O Primeiro-Ministro do Canadá, Mark Carney, informou que os EUA fizeram alterações nas condições do acordo em cima da hora, o que ele considerou injusto e economicamente desvantajoso. Por essa razão, ele decidiu suspender o diálogo e devolveu a delegação canadense a Ottawa.
Por sua vez, em Washington, o representante comercial dos EUA, Jameson Greer, apresentou um quadro diferente, afirmando que o Canadá recusou finalizar o acordo sob as condições previamente acordadas, pois apresentou novas exigências e se afastou de alguns compromissos assumidos.
A delegação canadense, liderada pelo Ministro do Comércio Dominic Leblanc, passou várias horas no escritório de Greer, localizado perto da Casa Branca. Anteriormente, as partes estavam próximas de um acordo preliminar, que, segundo dados da CBC, previa a redução de certas tarifas setoriais em troca de concessões por parte do Canadá, incluindo a revogação de proibições regionais à venda de bebidas alcoólicas americanas.

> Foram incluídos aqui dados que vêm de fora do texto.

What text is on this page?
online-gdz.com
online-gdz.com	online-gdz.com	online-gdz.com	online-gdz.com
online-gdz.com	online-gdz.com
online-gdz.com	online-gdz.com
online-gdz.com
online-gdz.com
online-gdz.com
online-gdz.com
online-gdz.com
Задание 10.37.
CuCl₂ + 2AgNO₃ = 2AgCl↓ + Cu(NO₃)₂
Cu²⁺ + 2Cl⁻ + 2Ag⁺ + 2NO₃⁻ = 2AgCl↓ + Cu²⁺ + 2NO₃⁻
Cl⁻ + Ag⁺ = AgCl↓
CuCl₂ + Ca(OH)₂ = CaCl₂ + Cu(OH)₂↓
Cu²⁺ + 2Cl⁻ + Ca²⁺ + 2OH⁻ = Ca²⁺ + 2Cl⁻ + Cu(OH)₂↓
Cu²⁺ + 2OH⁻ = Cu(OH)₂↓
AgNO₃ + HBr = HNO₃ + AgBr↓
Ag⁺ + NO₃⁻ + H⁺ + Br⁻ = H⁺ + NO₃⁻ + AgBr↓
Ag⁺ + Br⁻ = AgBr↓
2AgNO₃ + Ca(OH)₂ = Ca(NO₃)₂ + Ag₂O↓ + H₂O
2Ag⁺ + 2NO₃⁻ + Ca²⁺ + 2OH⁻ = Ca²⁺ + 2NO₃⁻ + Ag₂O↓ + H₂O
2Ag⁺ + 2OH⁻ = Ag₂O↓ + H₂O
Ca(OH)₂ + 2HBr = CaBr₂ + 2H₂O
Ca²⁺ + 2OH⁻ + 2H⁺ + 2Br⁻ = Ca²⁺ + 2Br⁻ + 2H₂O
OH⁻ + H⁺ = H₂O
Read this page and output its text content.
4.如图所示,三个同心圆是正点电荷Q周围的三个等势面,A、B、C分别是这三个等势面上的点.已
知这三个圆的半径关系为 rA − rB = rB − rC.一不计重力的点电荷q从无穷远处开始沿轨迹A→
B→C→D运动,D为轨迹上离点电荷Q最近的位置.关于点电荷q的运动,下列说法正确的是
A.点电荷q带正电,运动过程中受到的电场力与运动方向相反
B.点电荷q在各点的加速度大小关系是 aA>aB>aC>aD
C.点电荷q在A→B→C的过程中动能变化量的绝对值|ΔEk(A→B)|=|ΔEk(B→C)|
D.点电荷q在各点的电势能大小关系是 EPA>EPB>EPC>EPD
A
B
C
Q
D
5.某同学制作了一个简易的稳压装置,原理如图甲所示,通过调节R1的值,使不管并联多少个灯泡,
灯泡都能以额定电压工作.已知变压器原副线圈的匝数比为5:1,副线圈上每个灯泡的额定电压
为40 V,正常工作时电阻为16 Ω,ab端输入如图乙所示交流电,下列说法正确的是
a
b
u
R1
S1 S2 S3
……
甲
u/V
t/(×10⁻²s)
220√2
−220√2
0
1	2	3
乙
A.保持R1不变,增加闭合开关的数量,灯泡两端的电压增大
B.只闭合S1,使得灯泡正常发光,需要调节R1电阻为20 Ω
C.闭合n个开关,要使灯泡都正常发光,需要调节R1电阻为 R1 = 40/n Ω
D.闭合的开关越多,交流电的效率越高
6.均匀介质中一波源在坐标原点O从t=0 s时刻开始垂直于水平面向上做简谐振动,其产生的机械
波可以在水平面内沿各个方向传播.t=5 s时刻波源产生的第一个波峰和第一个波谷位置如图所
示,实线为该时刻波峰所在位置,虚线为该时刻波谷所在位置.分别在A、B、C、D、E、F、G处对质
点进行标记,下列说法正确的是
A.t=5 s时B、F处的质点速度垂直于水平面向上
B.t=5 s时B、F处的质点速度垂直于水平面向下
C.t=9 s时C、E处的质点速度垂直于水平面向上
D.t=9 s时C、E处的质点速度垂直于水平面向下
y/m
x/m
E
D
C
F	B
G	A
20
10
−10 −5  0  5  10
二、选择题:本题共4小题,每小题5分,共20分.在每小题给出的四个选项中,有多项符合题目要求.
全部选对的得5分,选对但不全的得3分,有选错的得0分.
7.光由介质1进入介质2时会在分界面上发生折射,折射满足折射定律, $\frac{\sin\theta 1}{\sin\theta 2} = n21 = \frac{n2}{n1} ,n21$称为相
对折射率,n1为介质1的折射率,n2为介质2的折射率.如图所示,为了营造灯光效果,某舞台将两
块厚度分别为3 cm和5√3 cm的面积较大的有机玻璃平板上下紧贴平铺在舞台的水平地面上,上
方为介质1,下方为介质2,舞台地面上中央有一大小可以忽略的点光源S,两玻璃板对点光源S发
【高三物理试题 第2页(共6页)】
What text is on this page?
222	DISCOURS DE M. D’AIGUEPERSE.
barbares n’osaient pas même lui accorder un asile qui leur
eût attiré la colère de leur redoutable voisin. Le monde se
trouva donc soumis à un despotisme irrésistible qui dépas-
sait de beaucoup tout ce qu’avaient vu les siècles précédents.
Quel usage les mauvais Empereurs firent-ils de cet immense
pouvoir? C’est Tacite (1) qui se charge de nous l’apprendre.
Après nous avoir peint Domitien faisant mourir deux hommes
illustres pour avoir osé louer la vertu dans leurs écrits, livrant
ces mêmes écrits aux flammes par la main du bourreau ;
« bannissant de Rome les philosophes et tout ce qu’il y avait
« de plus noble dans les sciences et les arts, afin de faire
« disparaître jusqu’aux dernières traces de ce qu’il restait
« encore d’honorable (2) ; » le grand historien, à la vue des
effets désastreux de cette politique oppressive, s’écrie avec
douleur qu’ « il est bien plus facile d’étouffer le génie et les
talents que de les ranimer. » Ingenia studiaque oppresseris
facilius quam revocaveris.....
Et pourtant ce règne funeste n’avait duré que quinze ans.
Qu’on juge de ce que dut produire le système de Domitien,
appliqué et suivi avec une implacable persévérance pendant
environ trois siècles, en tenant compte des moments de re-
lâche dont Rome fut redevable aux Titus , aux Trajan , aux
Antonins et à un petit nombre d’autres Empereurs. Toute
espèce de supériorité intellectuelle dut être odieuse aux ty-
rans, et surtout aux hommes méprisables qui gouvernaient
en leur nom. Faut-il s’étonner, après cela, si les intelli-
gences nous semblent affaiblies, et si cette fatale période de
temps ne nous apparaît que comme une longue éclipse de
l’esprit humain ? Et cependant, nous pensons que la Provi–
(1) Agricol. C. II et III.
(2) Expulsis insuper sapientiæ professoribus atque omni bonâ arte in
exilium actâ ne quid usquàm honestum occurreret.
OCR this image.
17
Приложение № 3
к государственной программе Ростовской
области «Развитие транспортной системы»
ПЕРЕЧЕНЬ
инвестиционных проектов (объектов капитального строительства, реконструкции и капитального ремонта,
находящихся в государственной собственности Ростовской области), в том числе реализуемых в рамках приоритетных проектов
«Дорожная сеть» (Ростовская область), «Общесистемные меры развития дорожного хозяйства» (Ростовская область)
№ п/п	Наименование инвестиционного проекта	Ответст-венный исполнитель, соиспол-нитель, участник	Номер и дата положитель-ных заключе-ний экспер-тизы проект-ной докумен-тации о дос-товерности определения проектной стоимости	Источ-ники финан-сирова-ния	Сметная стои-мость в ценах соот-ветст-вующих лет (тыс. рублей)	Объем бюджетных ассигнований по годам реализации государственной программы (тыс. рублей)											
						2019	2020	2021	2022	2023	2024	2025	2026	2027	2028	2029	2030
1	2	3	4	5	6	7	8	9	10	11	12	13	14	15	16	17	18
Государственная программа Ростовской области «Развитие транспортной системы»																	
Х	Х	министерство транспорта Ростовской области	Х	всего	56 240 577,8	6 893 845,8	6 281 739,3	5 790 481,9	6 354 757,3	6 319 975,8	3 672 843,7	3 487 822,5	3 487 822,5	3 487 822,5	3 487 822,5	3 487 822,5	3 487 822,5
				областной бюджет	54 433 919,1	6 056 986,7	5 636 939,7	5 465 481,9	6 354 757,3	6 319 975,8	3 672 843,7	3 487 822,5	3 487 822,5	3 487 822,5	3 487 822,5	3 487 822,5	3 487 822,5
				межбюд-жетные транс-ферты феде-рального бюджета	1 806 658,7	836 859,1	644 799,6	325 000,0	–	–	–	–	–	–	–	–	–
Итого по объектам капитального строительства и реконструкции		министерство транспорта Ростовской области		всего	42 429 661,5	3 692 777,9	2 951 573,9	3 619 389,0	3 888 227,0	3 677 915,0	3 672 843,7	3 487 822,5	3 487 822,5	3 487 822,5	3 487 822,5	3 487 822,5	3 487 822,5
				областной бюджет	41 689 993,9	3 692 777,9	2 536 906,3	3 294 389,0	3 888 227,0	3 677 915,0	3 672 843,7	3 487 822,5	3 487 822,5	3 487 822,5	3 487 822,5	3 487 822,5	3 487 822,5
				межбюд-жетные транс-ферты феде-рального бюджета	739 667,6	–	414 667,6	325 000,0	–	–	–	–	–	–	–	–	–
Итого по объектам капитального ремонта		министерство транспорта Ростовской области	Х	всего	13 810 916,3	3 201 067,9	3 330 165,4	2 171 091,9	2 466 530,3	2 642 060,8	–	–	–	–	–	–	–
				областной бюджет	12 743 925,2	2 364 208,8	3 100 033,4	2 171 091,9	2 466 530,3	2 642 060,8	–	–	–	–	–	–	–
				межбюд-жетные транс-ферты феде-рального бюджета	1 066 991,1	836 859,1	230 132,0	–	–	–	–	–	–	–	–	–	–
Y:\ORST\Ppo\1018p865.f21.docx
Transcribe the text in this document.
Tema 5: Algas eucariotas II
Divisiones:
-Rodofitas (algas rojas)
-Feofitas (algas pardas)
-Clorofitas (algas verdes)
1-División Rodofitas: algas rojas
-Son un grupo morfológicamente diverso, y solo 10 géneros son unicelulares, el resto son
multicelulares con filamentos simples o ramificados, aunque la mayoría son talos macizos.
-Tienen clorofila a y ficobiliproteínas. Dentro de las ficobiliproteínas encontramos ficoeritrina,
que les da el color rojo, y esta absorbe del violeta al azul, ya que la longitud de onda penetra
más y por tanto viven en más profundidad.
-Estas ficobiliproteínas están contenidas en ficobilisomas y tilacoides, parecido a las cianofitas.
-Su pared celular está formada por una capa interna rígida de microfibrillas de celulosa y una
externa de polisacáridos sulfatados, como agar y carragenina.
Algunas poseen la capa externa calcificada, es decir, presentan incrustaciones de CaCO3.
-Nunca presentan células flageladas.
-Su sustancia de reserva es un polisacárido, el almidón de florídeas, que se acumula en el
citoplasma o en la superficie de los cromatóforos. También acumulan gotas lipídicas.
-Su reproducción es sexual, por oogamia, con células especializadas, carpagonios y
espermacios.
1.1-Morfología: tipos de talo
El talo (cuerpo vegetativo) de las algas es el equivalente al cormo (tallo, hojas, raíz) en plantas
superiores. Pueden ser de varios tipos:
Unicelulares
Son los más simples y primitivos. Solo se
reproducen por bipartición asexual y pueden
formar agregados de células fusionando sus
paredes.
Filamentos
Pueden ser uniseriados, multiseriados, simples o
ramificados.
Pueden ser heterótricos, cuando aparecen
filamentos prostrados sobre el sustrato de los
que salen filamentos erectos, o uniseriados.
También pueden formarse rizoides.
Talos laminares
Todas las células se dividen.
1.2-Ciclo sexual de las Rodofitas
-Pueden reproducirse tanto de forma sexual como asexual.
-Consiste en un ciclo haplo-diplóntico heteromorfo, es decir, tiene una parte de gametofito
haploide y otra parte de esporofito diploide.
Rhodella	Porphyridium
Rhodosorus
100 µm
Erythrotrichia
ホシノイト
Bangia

Os principais pontos de discórdia foram as condições comerciais do aço, bem como as situações nos setores automotivo e florestal. Um dos fatores que contribuiu para o fracasso pode ter sido a participação do Ministro do Comércio dos EUA, Howard Latnick, que insistiu em condições mais rigorosas para o Canadá.
Após o fracasso das negociações, os EUA impuseram novos impostos de 50% a centenas de tipos de produtos canadenses, cujo valor total excede 28 bilhões de dólares. Carney alertou que o Canadá responderá a essas medidas no princípio de 'dólar por dólar'. Vale notar que, ainda em julho, os EUA anunciaram a imposição de tarifas adicionais de 50% sobre uma série de produtos canadenses, que deveriam entrar em vigor em 19 de agosto. Esta decisão foi tomada em resposta às restrições impostas pelas províncias canadenses contra produtos alcoólicos americanos, o que levou a uma redução de 81% nas importações de álcool dos EUA para o Canadá.